Aunque el tridente Messi-Mbappé-Neymar en París no terminó con un título de Champions League, Mbappé sí heredó el rol como el atacante más letal del mundo. Con Messi preparándole el camino en 2021-22, el futbolista de 22 años firmó 28 goles y 17 asistencias en la Ligue 1. En Champions League, el recorrido fue frustrante, pero Mbappé igualmente sumó seis goles y cuatro asistencias.

Mbappé parecía cerrar su caso durante el Mundial de 2022. Como Benzema quedó fuera del torneo por una lesión en el muslo, Mbappé tuvo que cargar con el peso goleador en Francia. Marcó ocho de los 14 goles del equipo camino a la final, incluyendo un hat-trick en la legendaria final ante Argentina, con dos de sus tres tantos desde el punto penal. Después, convirtió su penal en la tanda, pero Argentina aguantó y se quedó con el Mundial, el primero desde 1986.

Mbappé lideró la tabla de goleadores del torneo y recibió la Plata… detrás de Messi, a quien se le premió por volver a encender el fútbol de selección y finalmente ganar el Mundial. Si no se le quitó el cinturón a Messi cuando fue el mejor jugador en la Copa América hace algunos años, el argumento para no quitárselo ahora era fuerte: Messi ganó el Balón de Oro en el Mundial.

Pero la brecha entre Messi y el que tomó el relevo fue mucho más amplia en este ciclo. Ronaldo y Messi habían estado relativamente cerca en la comparación previa. Mbappé, en cambio, superó con claridad al resto: anotó mucho más que Messi, que nunca pareció totalmente cómodo en París. Messi ayudó a construir oportunidades para su compañero, pero Mbappé ya era una amenaza devastadora desde su etapa en Mónaco y, en cierto modo, incluso antes de que Messi llegara a la capital francesa.
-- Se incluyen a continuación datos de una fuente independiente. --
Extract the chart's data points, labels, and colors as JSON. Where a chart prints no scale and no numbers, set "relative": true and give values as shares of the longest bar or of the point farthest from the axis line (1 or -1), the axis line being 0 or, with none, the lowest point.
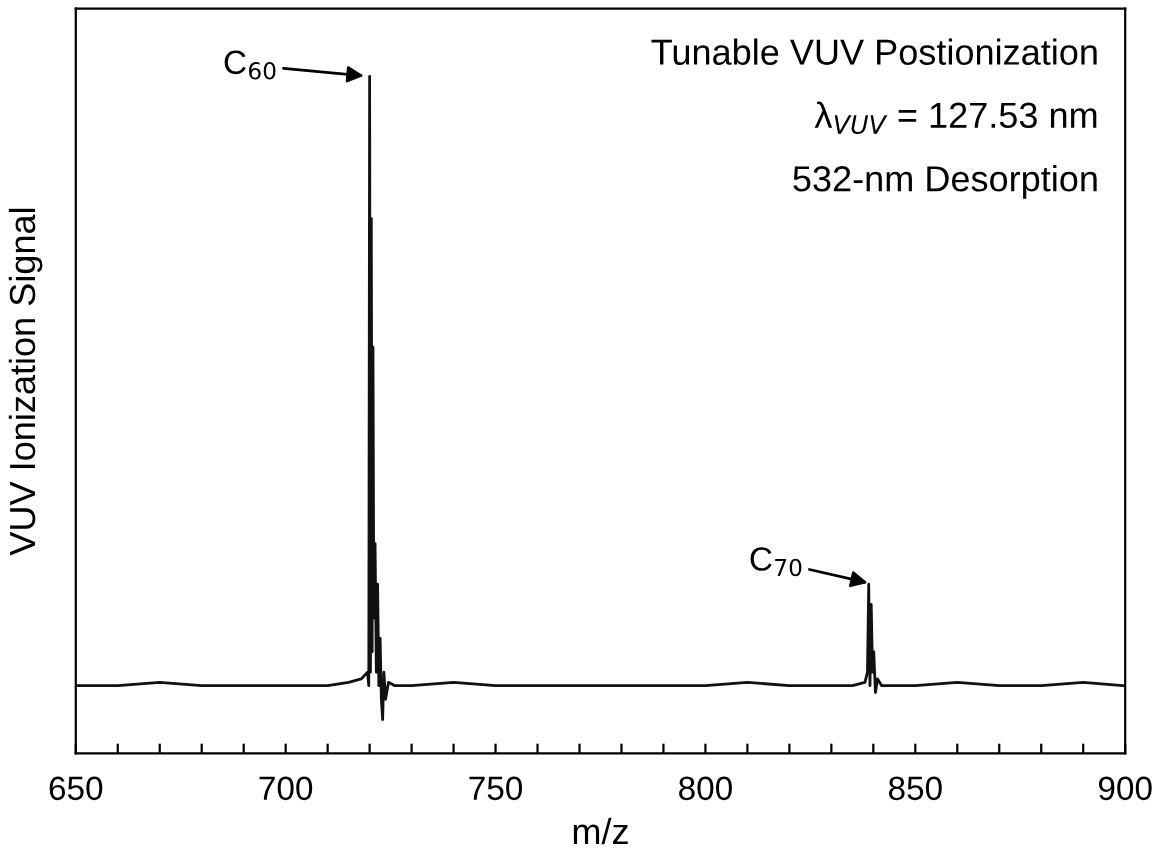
{
  "chart_data": {
    "type": "line",
    "relative": true,
    "xlabel": "m/z",
    "ylabel": "VUV Ionization Signal",
    "tick_labels": "x",
    "legend": false,
    "grid": false,
    "marker": "none",
    "line_style": "solid",
    "xlim": [
      650,
      900
    ],
    "xticks": [
      650,
      {
        "value": 660,
        "label": null
      },
      {
        "value": 670,
        "label": null
      },
      {
        "value": 680,
        "label": null
      },
      {
        "value": 690,
        "label": null
      },
      700,
      {
        "value": 710,
        "label": null
      },
      {
        "value": 720,
        "label": null
      },
      {
        "value": 730,
        "label": null
      },
      {
        "value": 740,
        "label": null
      },
      750,
      {
        "value": 760,
        "label": null
      },
      {
        "value": 770,
        "label": null
      },
      {
        "value": 780,
        "label": null
      },
      {
        "value": 790,
        "label": null
      },
      800,
      {
        "value": 810,
        "label": null
      },
      {
        "value": 820,
        "label": null
      },
      {
        "value": 830,
        "label": null
      },
      {
        "value": 840,
        "label": null
      },
      850,
      {
        "value": 860,
        "label": null
      },
      {
        "value": 870,
        "label": null
      },
      {
        "value": 880,
        "label": null
      },
      {
        "value": 890,
        "label": null
      },
      900
    ],
    "series": [
      {
        "color": "#111111",
        "x": [
          650,
          660,
          670,
          680,
          690,
          700,
          710,
          715,
          718,
          719.5,
          719.8,
          720,
          720.2,
          720.4,
          720.6,
          720.8,
          721,
          721.3,
          721.6,
          721.9,
          722.2,
          722.5,
          722.8,
          723.1,
          723.4,
          723.8,
          724.5,
          726,
          730,
          740,
          750,
          760,
          770,
          780,
          790,
          800,
          810,
          820,
          830,
          835,
          838,
          838.6,
          838.9,
          839.2,
          839.5,
          839.8,
          840.1,
          840.5,
          841,
          842,
          845,
          850,
          860,
          870,
          880,
          890,
          900
        ],
        "values": [
          0.1,
          0.1,
          0.105,
          0.1,
          0.1,
          0.1,
          0.1,
          0.105,
          0.11,
          0.12,
          0.1,
          1,
          0.12,
          0.79,
          0.15,
          0.6,
          0.2,
          0.31,
          0.12,
          0.25,
          0.1,
          0.17,
          0.08,
          0.05,
          0.12,
          0.08,
          0.105,
          0.1,
          0.1,
          0.105,
          0.1,
          0.1,
          0.1,
          0.1,
          0.1,
          0.1,
          0.105,
          0.1,
          0.1,
          0.1,
          0.105,
          0.12,
          0.25,
          0.1,
          0.22,
          0.12,
          0.15,
          0.09,
          0.11,
          0.1,
          0.1,
          0.1,
          0.105,
          0.1,
          0.1,
          0.105,
          0.1
        ]
      }
    ],
    "annotations": [
      {
        "text": "C$_{60}$",
        "x": 720,
        "y": 1
      },
      {
        "text": "C$_{70}$",
        "x": 840,
        "y": 0.25
      },
      "Tunable VUV Postionization",
      "λ$_{VUV}$ = 127.53 nm",
      "532-nm Desorption"
    ]
  }
}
Luego siguió una temporada de 29 goles en Ligue 1 y siete más en Champions League. Pero al volver a caer PSG en octavos, la campaña dejó sensación de decepción. En su último año en París, Mbappé alcanzó 27 goles en solo 2.158 minutos, lo que reforzaba la idea de que ambos —él y PSG— estaban listos para separarse.
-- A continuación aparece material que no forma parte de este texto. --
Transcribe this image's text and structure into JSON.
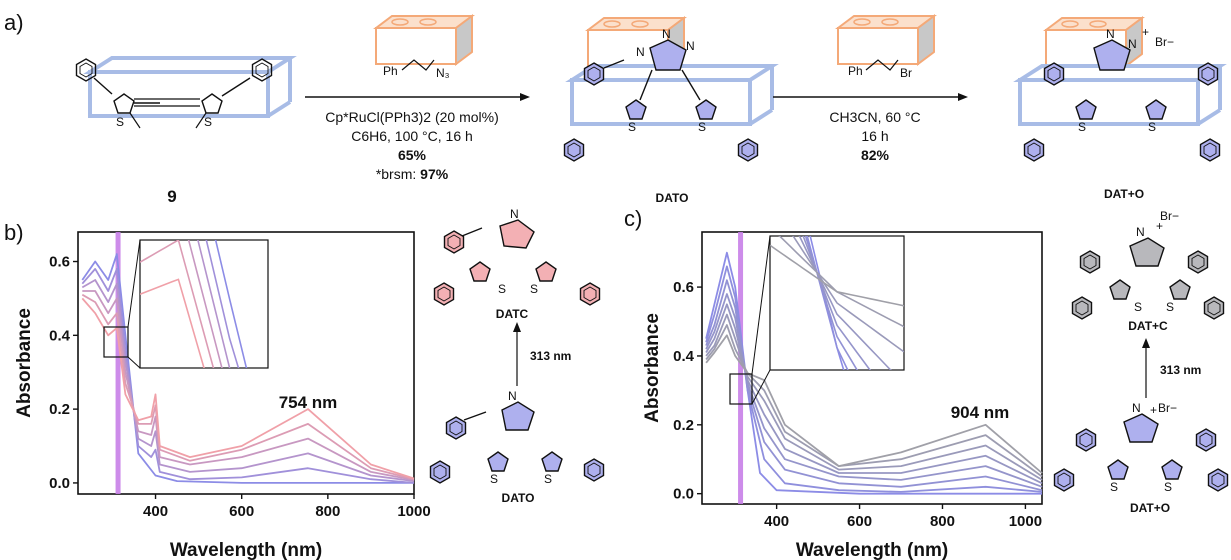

Desde entonces, Mbappé ha marcado “por diversión” con el cambio a Real Madrid, pero algunas distracciones defensivas y la falta de títulos en su nuevo entorno han golpeado su reputación. Además, tuvo un Euro 2024 discreto. Claro: si gana el Mundial 2026 con Francia, volvería a estar perfectamente posicionado para recuperar el sitio más alto.

2023-24: Jude Bellingham, MF, Real Madrid/England

El futuro compañero de Mbappé en Madrid tomó el relevo por un instante. Raro porque se trata de un futbolista inglés que, en gran parte de su carrera, vivió fuera de Inglaterra: se marchó de Birmingham antes de cumplir 18 años. Sus actuaciones con Borussia Dortmund le dieron el salto a Madrid antes de la campaña 2023-24.

En su primera temporada en el club, Bellingham respondió al hype. Jugando por el centro, logró 19 goles y seis asistencias en La Liga, llevando a su equipo a un nuevo título de liga. Con apenas 20 años, conquistó a la afición madrileña pronto: marcó un doblete para vencer a Barcelona fuera de casa en octubre y, luego, agregó un gol en el minuto 90 en la revancha en el Bernabéu. En Champions League, anotó en cada uno de sus primeros tres partidos de fase de grupos con Real Madrid. Aunque terminó el curso con solo cuatro goles en total en la competición, la campaña también cerró con otro título para el club.

Nicolás Vargas
Autor

Nicolás Vargas

Periodista deportivo y especialista en fútbol, Nicolás Vargas combina rigor informativo con lectura fácil. Analiza partidos, sigue el mercado de fichajes y traduce la actualidad deportiva en noticias útiles para el aficionado.